Пересекаю вестибюль и покупаю билет в окошке сбоку от входа на центральную лестницу. План музея подсказывает, что выбранные мною залы европейской живописи находятся во втором этаже, на западной стороне. Из учтивости к принимающей меня державе наношу визит некоторым из её современных мастеров, в первом этаже. Послонявшись у смутных горизонтов Ротко, разыскав первые работы из шестидесятых Роя Лихтенштейна, исполнив данное себе обещание ещё раз попытаться осмыслить смазанные цвета Дэвида Хокни, ухожу этажом выше, по лестнице ведущий в рай.

Фланирую мимо удивительной современности древнего Египта, пробегаю сквозь средневековье, вильнув лишь в период итальянского Возрождения. С час уж минуло наверняка, пока не наткнулся я, нос в нос, на юного эфеба, в бронзе литого жаром гения Родена. Это на пересечении главной галереи, по которой шёл я, и боковой, под прямым углом от неё уходившей, заставленной шутовскими скульптурками. Обхожу импозантного мальчишку и попадаю в зал, фисташковые стены коего предоставлены Мане. В смежной с ней, по правую руку, комнате глазам моим предстаёт первое, воистину ослепляющее зрелище — божественный Матисс в соседстве с потрясающей чистотой линий Модильяни. На противоположной стене висят Картёжники Сезанна, рядом Пшеничное поле с кипарисом Ван Гога. Такое обилие красоты и на столь малом пространстве заставляет шалить меня, как ягнёнка, я в шаге от рыданий из-за душившего меня счастья. Новый порыв экстаза, теперь перед Мечтой и Завтраком слепого Пикассо. Каждая из выставленных картин стоит того, чтобы внимание уделялось лишь ей одной; весьма подошла бы возможность каждый день являться сюда и часы напролёт любоваться одной из них, чего они и заслуживают.

А тут и Моне.

Клод Моне, французский импрессионист, гласит небольшая табличка. Череда картин: Четыре дерева, Парламент, Утро над Сеной, Руанский собор, потом оборачиваюсь и глазу моему во всём великолепии своего размера предстают изумительные Кувшинки, из серии набросков к Плакучим ивам; датированы 1915–1919 годами. Water Lilies: подтверждает табличка под ней.

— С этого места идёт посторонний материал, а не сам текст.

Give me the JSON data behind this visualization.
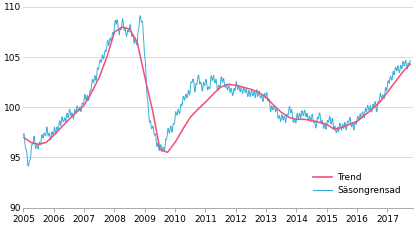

Вот сюрприз, так сюрприз: посреди зала скамья, несомненно, для посетителей подобных мне: с тонкой психикой, легко впадающих в обморочное состояние. Скамья свободна. Расслабляюсь на ней, перевожу дух.

Скажу вам, что год тому назад, взбунтовавшись против Франсуаз и постоянных её приставаний, съездил я в Париж, с тем лишь, чтобы взглянуть на знаменитые лилии из не менее известной Оранжереи, но на месте узнали мы, что те недоступны — музей был закрыт на ремонт.

Знак свыше, не иначе; мадмуазель Легэ не из тех женщин, кому близки мои мысли и чаяния.

Едва справился я с острым желанием погрузиться телом и душой в омуты пруда Живерни, в красоту их, сотворённую из смеси тончайшего из оттенков голубизны, ловко отделенного от густоты сирени, сочной зелени только-только распустившейся листвы и нескольких пятен алого кармина, как мне, прямо в ухо, нежный женский голос произнёс: «Не могу ли и я с тобой туда нырнуть?»

Я обернулся и нос к носу столкнулся с Шадиёй. В руке держала она светлый парик и жуткие чёрные очки. Тут уж я решил, что важные свои послания в Эн стану отныне отправлять лишь почтой.